In "Wall", five dancers occupy and "de-occupy" an upright surface in a series of unlikely ways: edging down it head-first as if attached by weakening suction-pads or piling up on the same spot like a triple-decker sandwich. At the shouted command "Shins!", all five fire themselves at the wall and momentarily stick, Velcro-tight, by dint of simple skin contact between lower leg and wall.

Barked instructions combine with the magnified crash-bangs to make a frantic sound-score. "One! Knees! In! Up! Go!" they yell, and your own knee-joints tense in sympathy. Streb's solo party-piece, dating back to the company's earliest showings in 1985, is uniquely mute. Trapped in a horizontal box like the overgrown Alice, you hear only the violent thuds of the dancer's thrashings as she tries to break out, kicking the ceiling or bouncing on the flat of her back like a plank dropped from a height.

These people have obviously devised techniques for minimising injury, yet the lasting impression of Streb's show is of bodies blasted beyond reasonable bounds, of "scientific enquiry" that's about as necessary and useful as pulling wings off flies.

"Breakthru", billed as the climax of the first half, broke through the danger barrier to a place of pure abstraction and was ultimately disappointing. The horizontal dive through sheet glass, lasting two seconds, did, I concede, "show the effect of action on substance" (the glass, not human flesh, fortunately), but so what? The word is that Streb plans to pursue this minimalist line further. I think she should leave physics to the Volvo dummies and preserve her dancers' toes and thumbs.

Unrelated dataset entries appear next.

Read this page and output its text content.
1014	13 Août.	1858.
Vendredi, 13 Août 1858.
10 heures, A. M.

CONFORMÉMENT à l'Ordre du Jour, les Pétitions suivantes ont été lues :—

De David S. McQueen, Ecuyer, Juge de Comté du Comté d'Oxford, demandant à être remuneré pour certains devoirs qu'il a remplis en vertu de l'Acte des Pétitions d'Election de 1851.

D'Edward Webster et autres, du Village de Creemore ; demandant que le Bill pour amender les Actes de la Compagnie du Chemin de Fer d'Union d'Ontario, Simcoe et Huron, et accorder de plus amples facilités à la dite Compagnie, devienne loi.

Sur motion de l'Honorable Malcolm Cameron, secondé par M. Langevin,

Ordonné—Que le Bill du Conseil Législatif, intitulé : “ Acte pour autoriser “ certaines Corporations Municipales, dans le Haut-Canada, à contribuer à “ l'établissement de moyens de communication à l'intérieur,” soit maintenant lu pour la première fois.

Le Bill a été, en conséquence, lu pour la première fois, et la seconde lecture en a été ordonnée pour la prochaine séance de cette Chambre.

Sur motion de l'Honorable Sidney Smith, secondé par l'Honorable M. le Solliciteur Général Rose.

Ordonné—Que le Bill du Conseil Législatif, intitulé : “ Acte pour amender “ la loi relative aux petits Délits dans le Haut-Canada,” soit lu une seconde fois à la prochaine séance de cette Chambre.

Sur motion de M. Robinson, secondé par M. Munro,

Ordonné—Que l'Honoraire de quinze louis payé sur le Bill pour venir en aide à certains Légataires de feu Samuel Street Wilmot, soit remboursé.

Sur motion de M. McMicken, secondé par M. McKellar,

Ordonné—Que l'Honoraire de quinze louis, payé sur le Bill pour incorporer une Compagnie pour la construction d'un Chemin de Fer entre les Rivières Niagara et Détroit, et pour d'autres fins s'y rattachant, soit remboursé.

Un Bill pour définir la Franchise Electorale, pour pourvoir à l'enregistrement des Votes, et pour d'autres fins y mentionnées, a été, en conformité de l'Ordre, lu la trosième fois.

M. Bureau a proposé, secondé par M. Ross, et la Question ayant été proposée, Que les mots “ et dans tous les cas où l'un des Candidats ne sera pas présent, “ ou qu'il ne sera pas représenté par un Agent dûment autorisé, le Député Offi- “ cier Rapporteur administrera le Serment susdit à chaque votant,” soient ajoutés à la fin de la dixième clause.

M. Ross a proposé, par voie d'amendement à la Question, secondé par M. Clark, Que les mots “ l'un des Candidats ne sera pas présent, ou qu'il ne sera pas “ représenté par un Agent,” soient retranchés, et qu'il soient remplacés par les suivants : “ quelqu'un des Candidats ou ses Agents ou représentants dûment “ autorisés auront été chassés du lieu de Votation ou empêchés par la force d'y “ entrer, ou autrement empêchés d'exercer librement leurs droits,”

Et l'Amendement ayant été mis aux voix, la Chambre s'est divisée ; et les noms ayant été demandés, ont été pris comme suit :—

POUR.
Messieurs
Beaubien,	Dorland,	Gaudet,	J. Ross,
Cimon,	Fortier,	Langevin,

Rambert launched its third season at the new Sadler's Wells last week with a programme of rock, rock, rock. Was it wise, though, to open with a work by a first-time choreographer and a part-time poet? I know poetry is the new rock'n'roll and all that, but the combined effect of Elizabeth Old's verse - approachable on the page, I'm sure - and Rafael Bonachela's well-made but dour movement was of a fringe workshop product, not a West End opener.

It took Twyla Tharp's 1981 vintage The Golden Section to turn up the heat - a typical Tharpian blast of ballet-a-go-go set to glamorously brash music by David Byrne. Athletes in gold hurtle on from the wings, raiding every dance language in the book: jetes and pirouettes at rattling speed, jazz shimmies, limbo bends, disco thrusts and fantastically intricate lifts and catches. One woman runs up a ladder of men's backs while another is tossed high in the air to land on a bed of linked forearms. Relentless, exhausting, it just yelps with the joy of being alive.

Jeremy James's Gaps, Lapse and Relapse followed surprisingly well with an engrossing blend of street style and almost clinical attention to detail. But the biggest cheers were for that old Rambert chestnut Rooster, whose male strutting and preening never fails to remind me why I'm glad I missed the Sixties. With a new Rolling Stones tour in the offing, hearing the old songs with Christopher Bruce's satirical visual twist was rich, very rich.

Rambert: Sadler's Wells, EC1 (0171 863 8000), to Saturday.